Il en était résulté, comme le reconnaît le Conseil économique et social et selon les propres termes de son avis précité, un « freinage important », par le passé, de l'expansion de la filière éthanol, soumise ainsi à un « verrouillage pétrolier ».
- Puis, toujours à l'initiative de nos collègues députés, a été introduit dans le projet de loi d'orientation sur l'énergie , actuellement en cours de navette entre les deux Assemblées, le 5 mai 2004, un article enjoignant l'Etat de créer les conditions permettant de respecter les objectifs de la directive « promotion » européenne (soit 2 % d'incorporation au 31 décembre 2005 et 5,75 % au 31 décembre 2010).
- Au mois de juillet 2004, le ministère de l'écologie et du développement durable a publié un « plan climat » assez vague, puisqu'il se contente d'annoncer la mise en place « progressive » d'une utilisation « renforcée » des biocarburants pour se conformer aux objectifs européens. Ces derniers impliquent un décuplement de nos capacités de production actuelles d'ici 2010, dont devrait résulter une diminution de 7 millions de tonnes d'équivalent CO 2 de nos émissions de gaz à effet de serre.
- Ensuite, le Premier ministre , dans son discours de Venette du 7 septembre 2004, a fixé comme objectif pour 2007 le triplement de la production de biocarburants par la construction de quatre usines de nouvelle génération (non comprise celle de Sète 66 ( * ) ) produisant chacune 200.000 tonnes par an. Il serait procédé à un premier appel d'offres avant le printemps 2005 et un effort comparable serait à accomplir, dans une deuxième phase, pour atteindre l'objectif de 5,75 % en 2010. Le calendrier correspond à celui des scénarios de l'ADEME qui exclue, dans l'hypothèse d'une incorporation obligatoire, que le seuil de 2 % puisse être atteint avant 2007.
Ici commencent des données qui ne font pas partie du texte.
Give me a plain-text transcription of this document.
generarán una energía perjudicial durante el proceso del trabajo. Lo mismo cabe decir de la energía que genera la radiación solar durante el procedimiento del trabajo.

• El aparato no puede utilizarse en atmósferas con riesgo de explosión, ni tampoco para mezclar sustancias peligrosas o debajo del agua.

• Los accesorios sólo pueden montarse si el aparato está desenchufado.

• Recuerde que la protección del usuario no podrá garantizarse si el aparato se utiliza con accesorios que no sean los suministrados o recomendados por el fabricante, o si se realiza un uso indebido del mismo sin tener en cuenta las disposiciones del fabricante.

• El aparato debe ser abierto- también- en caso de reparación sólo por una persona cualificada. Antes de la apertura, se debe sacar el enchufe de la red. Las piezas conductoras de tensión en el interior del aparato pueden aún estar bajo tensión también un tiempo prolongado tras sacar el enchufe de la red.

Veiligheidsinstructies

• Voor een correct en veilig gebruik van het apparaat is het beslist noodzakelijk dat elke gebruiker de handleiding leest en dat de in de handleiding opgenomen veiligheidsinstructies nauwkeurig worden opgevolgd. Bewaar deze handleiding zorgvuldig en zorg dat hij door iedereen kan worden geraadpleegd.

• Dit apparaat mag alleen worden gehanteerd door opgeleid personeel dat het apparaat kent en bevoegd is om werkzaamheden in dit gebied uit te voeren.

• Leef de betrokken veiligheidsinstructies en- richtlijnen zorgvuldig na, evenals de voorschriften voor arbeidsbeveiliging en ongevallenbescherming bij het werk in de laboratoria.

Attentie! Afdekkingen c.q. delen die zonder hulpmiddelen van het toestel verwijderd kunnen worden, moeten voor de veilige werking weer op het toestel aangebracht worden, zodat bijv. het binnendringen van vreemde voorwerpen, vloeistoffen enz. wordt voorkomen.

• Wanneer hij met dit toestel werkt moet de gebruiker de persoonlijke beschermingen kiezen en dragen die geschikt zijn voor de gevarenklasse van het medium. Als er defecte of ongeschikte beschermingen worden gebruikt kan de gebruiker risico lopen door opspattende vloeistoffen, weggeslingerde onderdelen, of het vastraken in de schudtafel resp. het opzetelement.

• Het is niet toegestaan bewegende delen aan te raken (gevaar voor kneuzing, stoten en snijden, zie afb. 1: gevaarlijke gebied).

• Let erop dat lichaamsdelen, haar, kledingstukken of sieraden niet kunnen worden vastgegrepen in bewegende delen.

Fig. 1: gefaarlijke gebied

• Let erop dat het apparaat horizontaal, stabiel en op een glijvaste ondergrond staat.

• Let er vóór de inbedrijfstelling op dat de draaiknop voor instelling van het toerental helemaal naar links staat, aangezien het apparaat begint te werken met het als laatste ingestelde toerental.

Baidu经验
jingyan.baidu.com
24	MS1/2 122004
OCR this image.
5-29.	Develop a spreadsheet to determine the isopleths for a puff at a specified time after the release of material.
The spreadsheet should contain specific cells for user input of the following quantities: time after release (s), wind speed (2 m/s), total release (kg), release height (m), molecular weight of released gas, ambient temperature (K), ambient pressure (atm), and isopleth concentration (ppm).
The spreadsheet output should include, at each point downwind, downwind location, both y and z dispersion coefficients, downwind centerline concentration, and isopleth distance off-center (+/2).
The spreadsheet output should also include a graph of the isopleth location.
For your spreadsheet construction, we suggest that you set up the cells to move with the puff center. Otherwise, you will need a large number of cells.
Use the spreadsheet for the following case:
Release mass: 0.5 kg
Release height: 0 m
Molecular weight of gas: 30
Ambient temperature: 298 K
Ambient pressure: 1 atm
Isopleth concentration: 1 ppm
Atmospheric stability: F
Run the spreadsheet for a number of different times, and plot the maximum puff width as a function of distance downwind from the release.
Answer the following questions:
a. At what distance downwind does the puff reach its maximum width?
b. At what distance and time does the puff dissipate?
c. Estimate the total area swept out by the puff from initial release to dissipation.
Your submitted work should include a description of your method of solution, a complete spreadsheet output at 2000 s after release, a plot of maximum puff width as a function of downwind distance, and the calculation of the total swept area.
- Enfin, l'Assemblée nationale, lors de l'examen de la première partie du projet de loi de finances pour 2005 a adopté des amendements tendant à accroître de 130.000 tonnes le quota soumis à une réduction de TIPP et à majorer l'impôt sur les sociétés des distributeurs de carburants qui ne respectent pas les taux d'incorporation préconisés par l'Union européenne .
Le Parlement a donc été le « moteur » des progrès enregistrés pour la promotion de l'usage des biocarburants, en conformité avec les objectifs communautaires .
* 61 L'« effet volume », notamment, induit par la moindre capacité énergétique d'un volume de biocarburant par rapport au même volume de carburant classique, conduirait à des recettes supplémentaires de TIPP et de TVA susceptibles de couvrir une part substantielle du coût de la défiscalisation découlant des normes d'incorporation européennes (à hauteur du tiers, selon l'ADEME, pour l'objectif de 2 % et de la moitié pour celui de 5,75 %).
* 62 Mise au point de nouveaux moteurs plus économes en carburants, d'éthanol à base de ligno-cellulose, de piles à combustible permettant l'utilisation d'hydrogène....
* 63 Ethanol à base de betterave, de blé ou de maïs ou huiles végétales à base de colza ou de tournesol.
* 64 Directives : « promotion » n° 2002-1756 du 30 décembre 2002 et « taxation » 2003/96/CE du 27 octobre 2003.
* 65 Ethyl-tertio-butyl-éther.
* 66 Unité de trituration de soja en cours de reconversion.